Голос был свеж и чист, хотя еще не силен.
-- Что это значит Михэль? -- спросил князь, обращаясь к сопровождавшему его лакею. -- Кто это поёт?..
Лакей поклонился, сконфуженный, полагая в этом вопросе упрек.
-- Это дочь Гарбарино, вашего кухмистера, ваше сиятельство, Катарина, -- отвечал он. -- Маленькая такая девочка!.. Я уже запрещал ей петь...
Но князь движением руки заставил его замолчать.
-- Она поёт совсем не дурно! -- заметил он после небольшого молчания. -- Сколько ей лет?
-- Лет четырнадцать, ваше сиятельство.
-- Не дурно! Право же, не дурно! Кто учил её петь?
-- Полагаю, ваше сиятельство, что она сама выучились.
-- Сама? Да ведь нужно же было, чтоб она где-нибудь услыхала эту арию! Ступай за этой девочкой, Михэль...
-- Cию минуту, ваше сиятельство.
-- И приведи ее ко мне в залу.
-- Слушаю, ваше сиятельство.
Князь Габриэли страстно любил музыку. Да и кто из итальянцев не любит ее!.. Он сидел у себя в комнате нетерпеливо ожидая ту маленькую Катарину, которая так пленила его своим голосом. Отворилась дверь, и князь вскрикнул от изумления -- вместо одной девочки, в комнату вошли две, одних лет, одного роста и удивительно похожие одна на другую, с той только разницей, что одна была брюнетка, а другая -- блондинка.
Брюнетка, не дав времени князю задать вопроса, подошла к нему и сказала:
-- Ваше сиятельство, я -- Катарина; Михэль мне сказал, что вы желаете поговорить со мной... Но так как сестра моя Анита ни на минуту не расстаётся со мной, -- я привела ее с собой... Вы на это не сердитесь?..
Князь улыбнулся.
-- А за что же я рассержусь?
Катарина вздернула голову и весело погрозила пальцем лакею.
-- А! -- вскричала она. -- Ты говорил, что монсеньору нужна только одна, а двух будет много!
-- Сколько лет тебе, Катарина? -- спросил князь.
-- Четырнадцать, а сестре Аните тринадцать.
-- Ты дочь Гарбарино, моего повара.
-- Точно так.

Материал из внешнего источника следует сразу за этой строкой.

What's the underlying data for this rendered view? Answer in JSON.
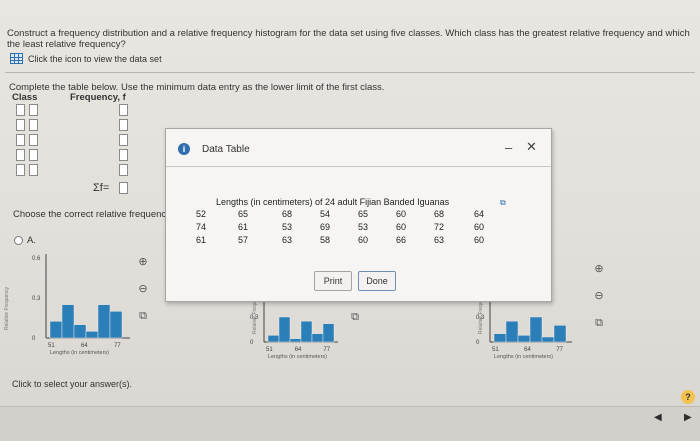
{
  "question": {
    "text": "Construct a frequency distribution and a relative frequency histogram for the data set using five classes. Which class has the greatest relative frequency and which the least relative frequency?",
    "view_data_label": "Click the icon to view the data set"
  },
  "instructions": "Complete the table below. Use the minimum data entry as the lower limit of the first class.",
  "table": {
    "class_header": "Class",
    "freq_header": "Frequency, f",
    "sum_label": "Σf="
  },
  "choose_label": "Choose the correct relative frequency",
  "option_a": "A.",
  "chart_axis": {
    "ylabel": "Relative Frequency",
    "y_ticks": [
      "0.6",
      "0.3",
      "0"
    ],
    "x_ticks": [
      "51",
      "64",
      "77"
    ],
    "xlabel": "Lengths (in centimeters)"
  },
  "chart_data": [
    {
      "type": "bar",
      "title": "",
      "xlabel": "Lengths (in centimeters)",
      "ylabel": "Relative Frequency",
      "ylim": [
        0,
        0.6
      ],
      "x_ticks": [
        51,
        64,
        77
      ],
      "series": [
        {
          "values": [
            0.125,
            0.25,
            0.1,
            0.05,
            0.25,
            0.2
          ]
        }
      ]
    },
    {
      "type": "bar",
      "title": "",
      "xlabel": "Lengths (in centimeters)",
      "ylabel": "Relative Frequency",
      "ylim": [
        0,
        0.6
      ],
      "x_ticks": [
        51,
        64,
        77
      ],
      "series": [
        {
          "values": [
            0.08,
            0.3,
            0.04,
            0.25,
            0.1,
            0.22
          ]
        }
      ]
    },
    {
      "type": "bar",
      "title": "",
      "xlabel": "Lengths (in centimeters)",
      "ylabel": "Relative Frequency",
      "ylim": [
        0,
        0.6
      ],
      "x_ticks": [
        51,
        64,
        77
      ],
      "series": [
        {
          "values": [
            0.1,
            0.25,
            0.08,
            0.3,
            0.06,
            0.2
          ]
        }
      ]
    }
  ],
  "click_select": "Click to select your answer(s).",
  "help": "?",
  "modal": {
    "title": "Data Table",
    "minimize": "–",
    "close": "✕",
    "table_title": "Lengths (in centimeters) of 24 adult Fijian Banded Iguanas",
    "rows": [
      [
        "52",
        "65",
        "68",
        "54",
        "65",
        "60",
        "68",
        "64"
      ],
      [
        "74",
        "61",
        "53",
        "69",
        "53",
        "60",
        "72",
        "60"
      ],
      [
        "61",
        "57",
        "63",
        "58",
        "60",
        "66",
        "63",
        "60"
      ]
    ],
    "print_label": "Print",
    "done_label": "Done"
  },
  "colors": {
    "bar": "#2a7fb8",
    "accent": "#2f6fad"
  },
  "icons": [
    "grid-icon",
    "info-icon",
    "magnify-plus-icon",
    "magnify-minus-icon",
    "external-link-icon",
    "copy-icon",
    "help-icon",
    "prev-arrow-icon",
    "next-arrow-icon"
  ],
  "nav": {
    "prev": "◀",
    "next": "▶"
  }
}
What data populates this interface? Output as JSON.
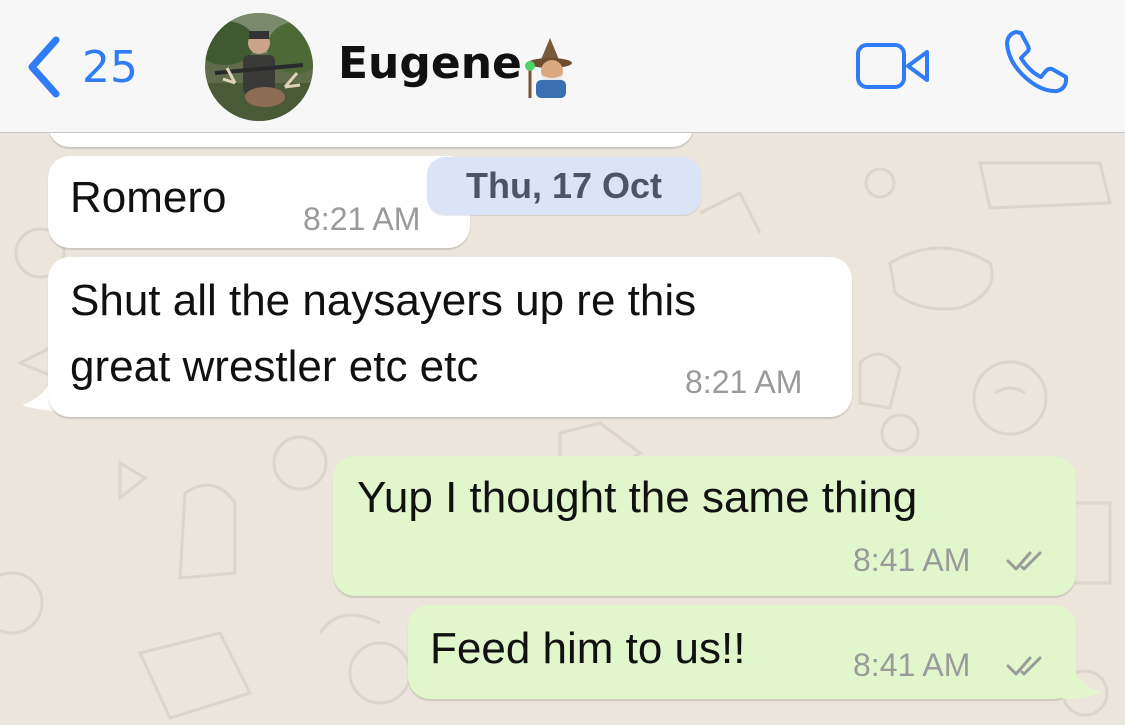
{
  "header": {
    "back_count": "25",
    "contact_name": "Eugene",
    "contact_emoji": "wizard-emoji"
  },
  "icons": {
    "back": "chevron-left-icon",
    "video": "video-camera-icon",
    "call": "phone-icon",
    "read": "double-check-icon"
  },
  "colors": {
    "accent": "#2f7cf6",
    "incoming_bubble": "#ffffff",
    "outgoing_bubble": "#e1f6cb",
    "date_pill": "#dbe3f7",
    "wallpaper": "#ebe5dc"
  },
  "date_separator": "Thu, 17 Oct",
  "messages": [
    {
      "direction": "incoming",
      "text": "Romero",
      "time": "8:21 AM"
    },
    {
      "direction": "incoming",
      "lines": [
        "Shut all the naysayers up re this",
        "great wrestler etc etc"
      ],
      "time": "8:21 AM"
    },
    {
      "direction": "outgoing",
      "text": "Yup I thought the same thing",
      "time": "8:41 AM",
      "status": "read"
    },
    {
      "direction": "outgoing",
      "text": "Feed him to us!!",
      "time": "8:41 AM",
      "status": "read"
    }
  ]
}
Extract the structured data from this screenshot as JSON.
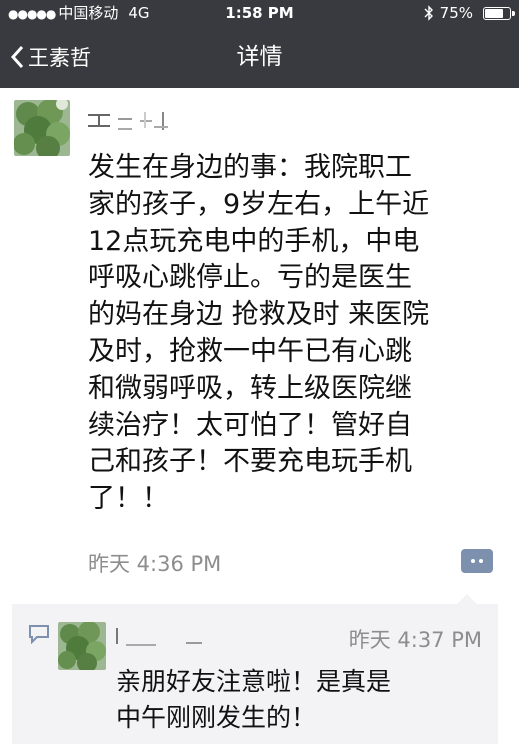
{
  "status_bar": {
    "signal": "●●●●●",
    "carrier": "中国移动",
    "network": "4G",
    "time": "1:58 PM",
    "battery": "75%",
    "battery_fraction": 0.75
  },
  "nav": {
    "back_label": "王素哲",
    "title": "详情"
  },
  "post": {
    "text": "发生在身边的事：我院职工\n家的孩子，9岁左右，上午近\n12点玩充电中的手机，中电\n呼吸心跳停止。亏的是医生\n的妈在身边 抢救及时 来医院\n及时，抢救一中午已有心跳\n和微弱呼吸，转上级医院继\n续治疗！太可怕了！管好自\n己和孩子！不要充电玩手机\n了！！",
    "time": "昨天 4:36 PM"
  },
  "reply": {
    "time": "昨天 4:37 PM",
    "text": "亲朋好友注意啦！是真是\n中午刚刚发生的！"
  },
  "colors": {
    "nav_bg": "#393a3f",
    "comment_button": "#7d90ad",
    "comment_bg": "#f3f3f5",
    "meta_text": "#8d8d8d"
  },
  "icons": [
    "bluetooth-icon",
    "battery-icon",
    "back-chevron-icon",
    "comment-icon",
    "comment-bubble-icon"
  ]
}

Нас зовут кухарчонками.
-- А у тебя, знаешь ли, славный голос!
-- Вы очень милостивы. Я пою, так себе, для развлечения. Михэль говорит, что я виновата, потому что других мое пение не забавляет...

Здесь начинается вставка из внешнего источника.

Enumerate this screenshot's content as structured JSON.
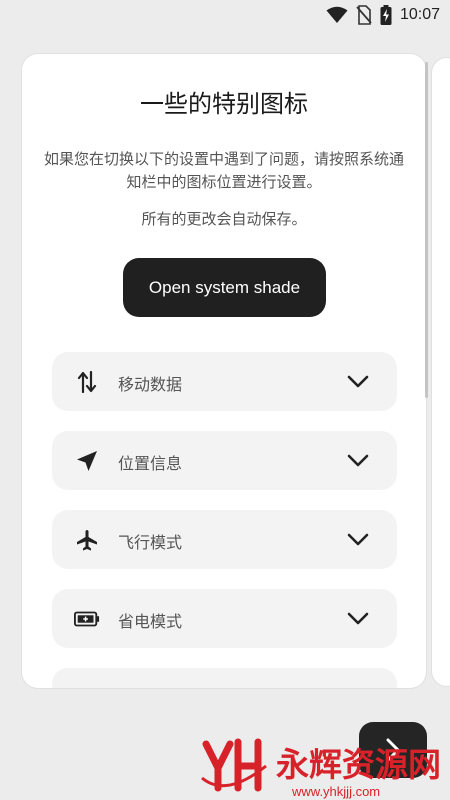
{
  "status": {
    "time": "10:07",
    "icons": [
      "wifi-icon",
      "no-sim-icon",
      "battery-charging-icon"
    ]
  },
  "card": {
    "title": "一些的特别图标",
    "description": "如果您在切换以下的设置中遇到了问题，请按照系统通知栏中的图标位置进行设置。",
    "note": "所有的更改会自动保存。",
    "shade_button": "Open system shade",
    "items": [
      {
        "label": "移动数据",
        "icon": "mobile-data-icon"
      },
      {
        "label": "位置信息",
        "icon": "location-icon"
      },
      {
        "label": "飞行模式",
        "icon": "airplane-icon"
      },
      {
        "label": "省电模式",
        "icon": "battery-saver-icon"
      }
    ]
  },
  "fab": {
    "icon": "next-arrow-icon"
  },
  "watermark": {
    "brand": "永辉资源网",
    "url": "www.yhkjjj.com"
  }
}
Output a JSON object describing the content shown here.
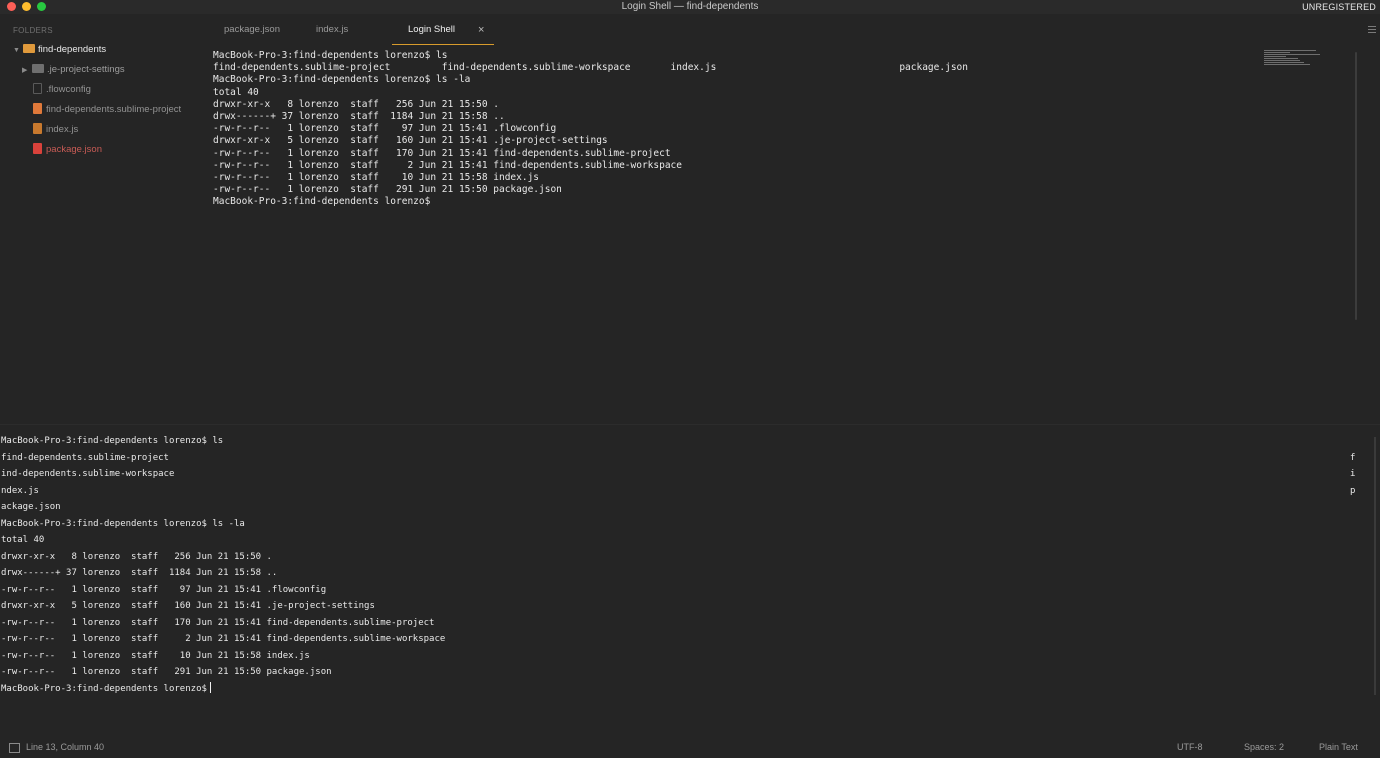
{
  "window": {
    "title": "Login Shell — find-dependents",
    "registration": "UNREGISTERED"
  },
  "sidebar": {
    "header": "FOLDERS",
    "root_folder": "find-dependents",
    "items": [
      {
        "label": ".je-project-settings",
        "icon": "folder-icon",
        "color": "#6f6f6f"
      },
      {
        "label": ".flowconfig",
        "icon": "file-icon",
        "color": "#5a5a5a"
      },
      {
        "label": "find-dependents.sublime-project",
        "icon": "sublime-file-icon",
        "color": "#e0793a"
      },
      {
        "label": "index.js",
        "icon": "js-file-icon",
        "color": "#c8792e"
      },
      {
        "label": "package.json",
        "icon": "json-file-icon",
        "color": "#d9423b"
      }
    ]
  },
  "tabs": [
    {
      "label": "package.json"
    },
    {
      "label": "index.js"
    },
    {
      "label": "Login Shell"
    }
  ],
  "tab_close_glyph": "×",
  "editor": {
    "lines": [
      "MacBook-Pro-3:find-dependents lorenzo$ ls",
      "find-dependents.sublime-project         find-dependents.sublime-workspace       index.js                                package.json",
      "MacBook-Pro-3:find-dependents lorenzo$ ls -la",
      "total 40",
      "drwxr-xr-x   8 lorenzo  staff   256 Jun 21 15:50 .",
      "drwx------+ 37 lorenzo  staff  1184 Jun 21 15:58 ..",
      "-rw-r--r--   1 lorenzo  staff    97 Jun 21 15:41 .flowconfig",
      "drwxr-xr-x   5 lorenzo  staff   160 Jun 21 15:41 .je-project-settings",
      "-rw-r--r--   1 lorenzo  staff   170 Jun 21 15:41 find-dependents.sublime-project",
      "-rw-r--r--   1 lorenzo  staff     2 Jun 21 15:41 find-dependents.sublime-workspace",
      "-rw-r--r--   1 lorenzo  staff    10 Jun 21 15:58 index.js",
      "-rw-r--r--   1 lorenzo  staff   291 Jun 21 15:50 package.json",
      "MacBook-Pro-3:find-dependents lorenzo$"
    ]
  },
  "panel": {
    "lines": [
      "MacBook-Pro-3:find-dependents lorenzo$ ls",
      "find-dependents.sublime-project",
      "ind-dependents.sublime-workspace",
      "ndex.js",
      "ackage.json",
      "MacBook-Pro-3:find-dependents lorenzo$ ls -la",
      "total 40",
      "drwxr-xr-x   8 lorenzo  staff   256 Jun 21 15:50 .",
      "drwx------+ 37 lorenzo  staff  1184 Jun 21 15:58 ..",
      "-rw-r--r--   1 lorenzo  staff    97 Jun 21 15:41 .flowconfig",
      "drwxr-xr-x   5 lorenzo  staff   160 Jun 21 15:41 .je-project-settings",
      "-rw-r--r--   1 lorenzo  staff   170 Jun 21 15:41 find-dependents.sublime-project",
      "-rw-r--r--   1 lorenzo  staff     2 Jun 21 15:41 find-dependents.sublime-workspace",
      "-rw-r--r--   1 lorenzo  staff    10 Jun 21 15:58 index.js",
      "-rw-r--r--   1 lorenzo  staff   291 Jun 21 15:50 package.json",
      "MacBook-Pro-3:find-dependents lorenzo$"
    ],
    "wrapped_chars": [
      "f",
      "i",
      "p"
    ]
  },
  "status": {
    "position": "Line 13, Column 40",
    "encoding": "UTF-8",
    "indentation": "Spaces: 2",
    "syntax": "Plain Text"
  },
  "colors": {
    "background": "#252525",
    "active_tab_underline": "#d79b2c",
    "folder_open": "#e09a3c"
  }
}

-- Михэль -- дурак! Кто тебя учил петь?
-- Никто, монсеньор.
-- Где же ты слышала то, что повторяешь?
-- В театре Аргентина и Алиберти я хожу туда по крайней мере два раза в неделю вместе с Анитой и тетушкой... добрая она такая! и о нас очень заботится, потому что батюшке некогда: он всё для вас...
-- А сестра твоя тоже поёт?..
Брюнетка расхохоталась, тогда как блондинка опустила глаза, как будто чего-то стыдясь.
-- Анита?.. Да она в жизни не смогла взять ни одной нотки!.. Она так фальшивит, что и сказать невозможно!.. Конечно, это смешно, потому что я... все говорят, я умею петь... Но она всё-таки меня любит... Она не ревнива!.. И я тоже люблю ее от всего моего сердца. Не правда ли, Анита, что мы любим друг друга и никогда не расстанемся?..
Произнеся эти слова Катарина с нежностью обняла свою младшую сестру.
-- Скажи, чтоб Гарбарино пришел, -- приказал князь своему лакею. Катарина и Анита сделали гримасу.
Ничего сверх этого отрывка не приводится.